You are helping Mom or Dad, paying the bills for their living expenses. As a caregiver, you may be able to claim a tax deduction.
A person is a dependent for tax purposes if you provide more than half of the individual’s the living expenses for the year. Money determines this, not where the person lives.
The expenses can include food, rent or mortgage, transportation, medical treatments and hiring home care aides. A person who is a dependent must have gross income of less than $3,900 for 2013. Income from Social Security and disability are EXCLUDED from the calculation of income.
Family members help each other. It makes a sticky tax situation, and you want to fulfill your responsibility, while getting the most tax savings you can.
Claiming a Dependent
What do you do if all thee brothers and sisters are chipping in some bucks?
You can take turns claiming the deduction. Everyone signs a multiple support declaration. IRS Form 2120. As a group, you must provide more than 50% of support. The person who claims the exemption must provide more than 10% of the support.
You rotate the 10% and the deduction each year.
Irene, a 90 year-old widow, is living in a nursing home costing $70,000 a year. Her five children pay $50,000 for her costs, each kicking in $10,000 a year. This year James increases his share to $15,000. He can claim Irene as a dependent on his income tax return. His sister, Yvette, reduced her share to $5,000 this year. Next year, she bumps her contribution to $15,000 and gets the tax exemption. Each year, another sibling takes a turn.
Deductions Your Parents Can Claim for Themselves
They might not be aware of the full extent of tax breaks available. For people 65 and over, any medical expenses in excess of 7.5% of their adjusted gross income can be deducted. Hospital and doctor bills, drug expenses, physical therapy bills all can be potential deductions.
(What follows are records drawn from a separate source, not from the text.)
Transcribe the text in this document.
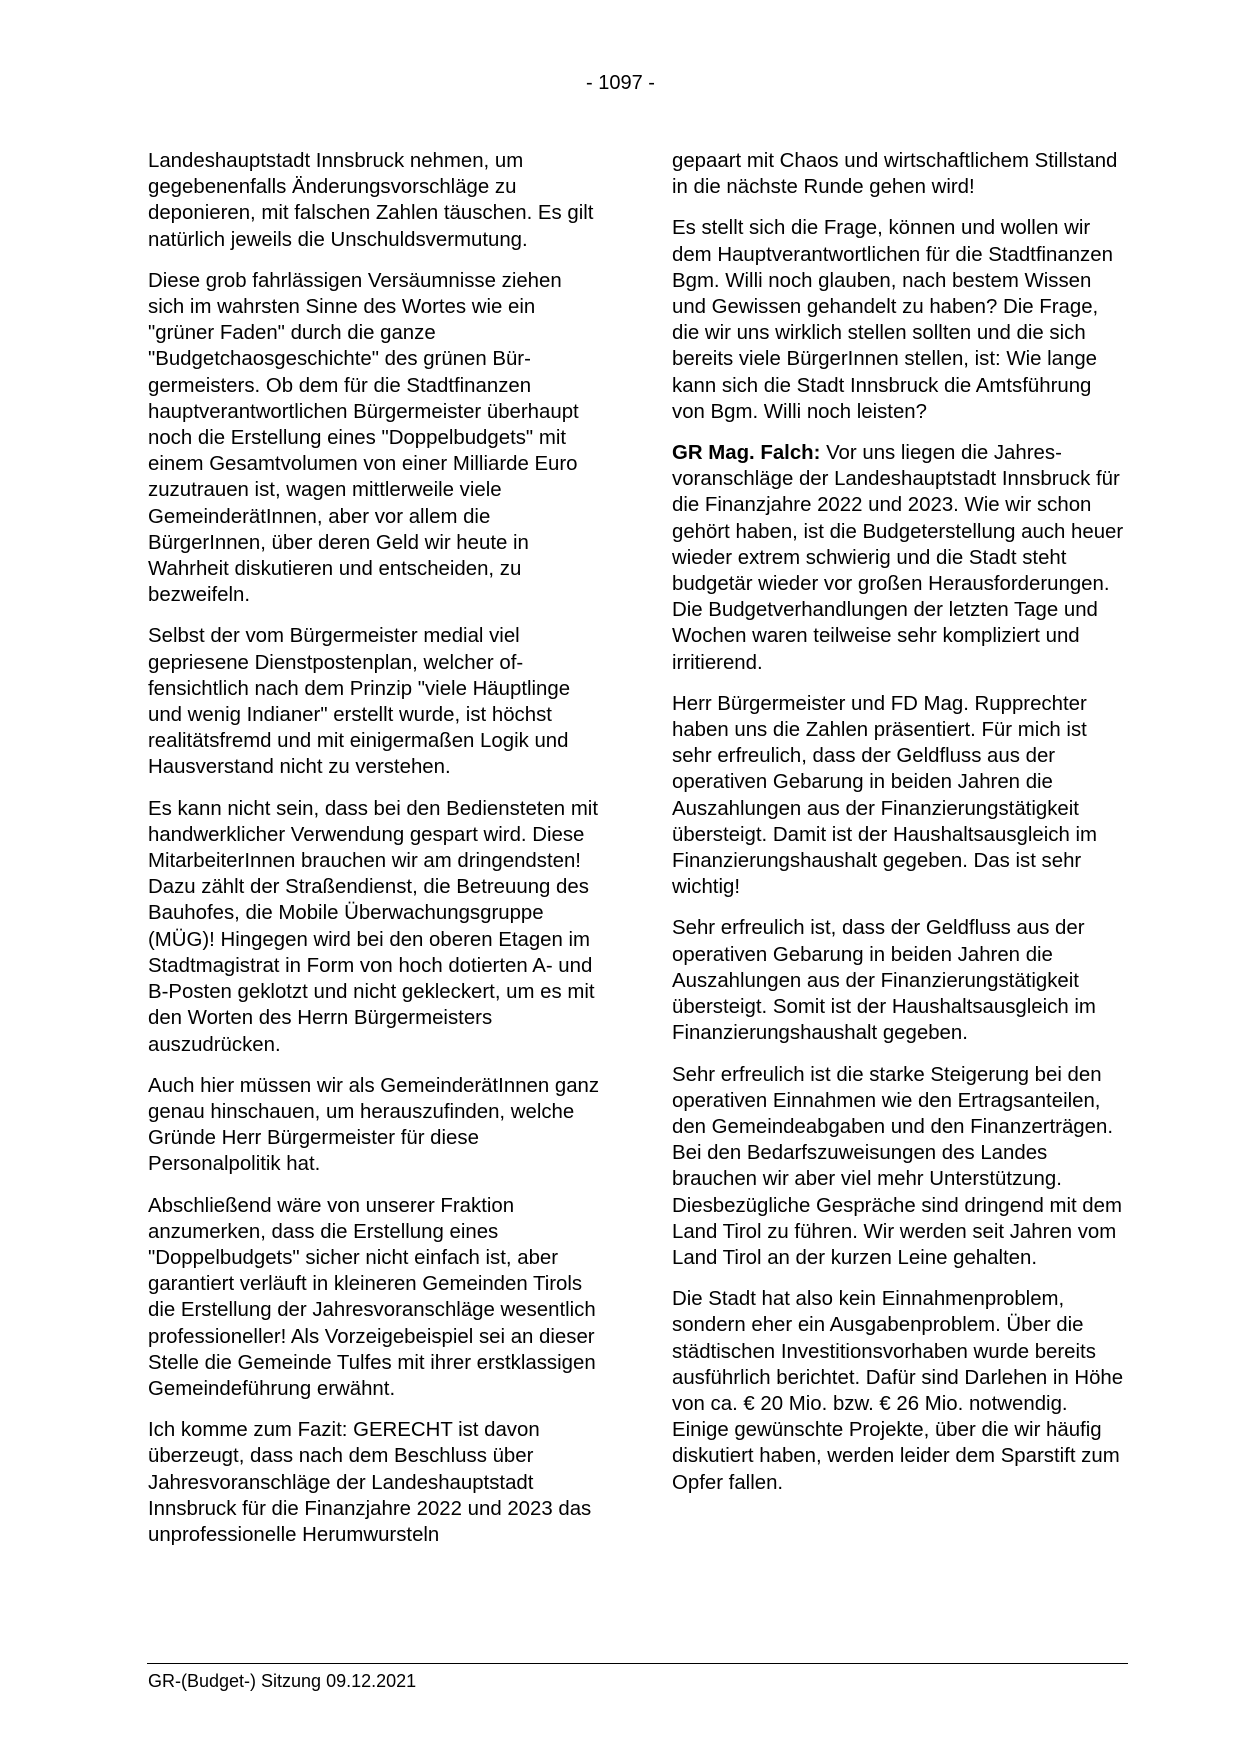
- 1097 -

Landeshauptstadt Innsbruck nehmen, um gegebenenfalls Änderungsvorschläge zu deponieren, mit falschen Zahlen täuschen. Es gilt natürlich jeweils die Unschuldsvermutung.

Diese grob fahrlässigen Versäumnisse ziehen sich im wahrsten Sinne des Wortes wie ein "grüner Faden" durch die ganze "Budgetchaosgeschichte" des grünen Bürgermeisters. Ob dem für die Stadtfinanzen hauptverantwortlichen Bürgermeister überhaupt noch die Erstellung eines "Doppelbudgets" mit einem Gesamtvolumen von einer Milliarde Euro zuzutrauen ist, wagen mittlerweile viele GemeinderätInnen, aber vor allem die BürgerInnen, über deren Geld wir heute in Wahrheit diskutieren und entscheiden, zu bezweifeln.

Selbst der vom Bürgermeister medial viel gepriesene Dienstpostenplan, welcher offensichtlich nach dem Prinzip "viele Häuptlinge und wenig Indianer" erstellt wurde, ist höchst realitätsfremd und mit einigermaßen Logik und Hausverstand nicht zu verstehen.

Es kann nicht sein, dass bei den Bediensteten mit handwerklicher Verwendung gespart wird. Diese MitarbeiterInnen brauchen wir am dringendsten! Dazu zählt der Straßendienst, die Betreuung des Bauhofes, die Mobile Überwachungsgruppe (MÜG)! Hingegen wird bei den oberen Etagen im Stadtmagistrat in Form von hoch dotierten A- und B-Posten geklotzt und nicht gekleckert, um es mit den Worten des Herrn Bürgermeisters auszudrücken.

Auch hier müssen wir als GemeinderätInnen ganz genau hinschauen, um herauszufinden, welche Gründe Herr Bürgermeister für diese Personalpolitik hat.

Abschließend wäre von unserer Fraktion anzumerken, dass die Erstellung eines "Doppelbudgets" sicher nicht einfach ist, aber garantiert verläuft in kleineren Gemeinden Tirols die Erstellung der Jahresvoranschläge wesentlich professioneller! Als Vorzeigebeispiel sei an dieser Stelle die Gemeinde Tulfes mit ihrer erstklassigen Gemeindeführung erwähnt.

Ich komme zum Fazit: GERECHT ist davon überzeugt, dass nach dem Beschluss über Jahresvoranschläge der Landeshauptstadt Innsbruck für die Finanzjahre 2022 und 2023 das unprofessionelle Herumwursteln

gepaart mit Chaos und wirtschaftlichem Stillstand in die nächste Runde gehen wird!

Es stellt sich die Frage, können und wollen wir dem Hauptverantwortlichen für die Stadtfinanzen Bgm. Willi noch glauben, nach bestem Wissen und Gewissen gehandelt zu haben? Die Frage, die wir uns wirklich stellen sollten und die sich bereits viele BürgerInnen stellen, ist: Wie lange kann sich die Stadt Innsbruck die Amtsführung von Bgm. Willi noch leisten?

GR Mag. Falch: Vor uns liegen die Jahresvoranschläge der Landeshauptstadt Innsbruck für die Finanzjahre 2022 und 2023. Wie wir schon gehört haben, ist die Budgeterstellung auch heuer wieder extrem schwierig und die Stadt steht budgetär wieder vor großen Herausforderungen. Die Budgetverhandlungen der letzten Tage und Wochen waren teilweise sehr kompliziert und irritierend.

Herr Bürgermeister und FD Mag. Rupprechter haben uns die Zahlen präsentiert. Für mich ist sehr erfreulich, dass der Geldfluss aus der operativen Gebarung in beiden Jahren die Auszahlungen aus der Finanzierungstätigkeit übersteigt. Damit ist der Haushaltsausgleich im Finanzierungshaushalt gegeben. Das ist sehr wichtig!

Sehr erfreulich ist, dass der Geldfluss aus der operativen Gebarung in beiden Jahren die Auszahlungen aus der Finanzierungstätigkeit übersteigt. Somit ist der Haushaltsausgleich im Finanzierungshaushalt gegeben.

Sehr erfreulich ist die starke Steigerung bei den operativen Einnahmen wie den Ertragsanteilen, den Gemeindeabgaben und den Finanzerträgen. Bei den Bedarfszuweisungen des Landes brauchen wir aber viel mehr Unterstützung. Diesbezügliche Gespräche sind dringend mit dem Land Tirol zu führen. Wir werden seit Jahren vom Land Tirol an der kurzen Leine gehalten.

Die Stadt hat also kein Einnahmenproblem, sondern eher ein Ausgabenproblem. Über die städtischen Investitionsvorhaben wurde bereits ausführlich berichtet. Dafür sind Darlehen in Höhe von ca. € 20 Mio. bzw. € 26 Mio. notwendig. Einige gewünschte Projekte, über die wir häufig diskutiert haben, werden leider dem Sparstift zum Opfer fallen.

GR-(Budget-) Sitzung 09.12.2021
Some 10 million taxpayers claim this deduction, for an average of $7,915 each. If you make $100,000 and spend $10,000 on medical care, you’d get a deduction of $2,500, worth $700 in the 28-percent tax bracket.
Care at Home
Someone who is ill and needs personal care at home, as prescribed by a doctor, can take a deduction for the expense of paying the aide who provides that care. Someone who gets that care must be ” unable to perform at least two activities of daily living without substantial assistance from another individual for at least 90 days, due to a loss of functional capacity. Activities of daily living are eating, toileting, transferring, bathing, dressing, and continence,” according to the IRS.
Care in a Facility
If someone goes to a retirement home, or assisted living facility that offers medical care, there is also a tax deduction. “You can include in medical expenses a part of a life-care fee or “founder’s fee” you pay either monthly or as a lump sum under an agreement with a retirement home,” says the IRS. The part of the payment you include is the amount properly allocable to medical care. Let’s assume that the Gracious Living ” retirement home has a range of care, with people living independently in apartments, to those bed-ridden 24 hours a day in nursing home. Gracious Living spends 20% of its total budget providing medical care. Then 20% of the fee your mother pays to buy her apartment, or , instead simply pays a monthly charge , will be a medical expense for her tax return.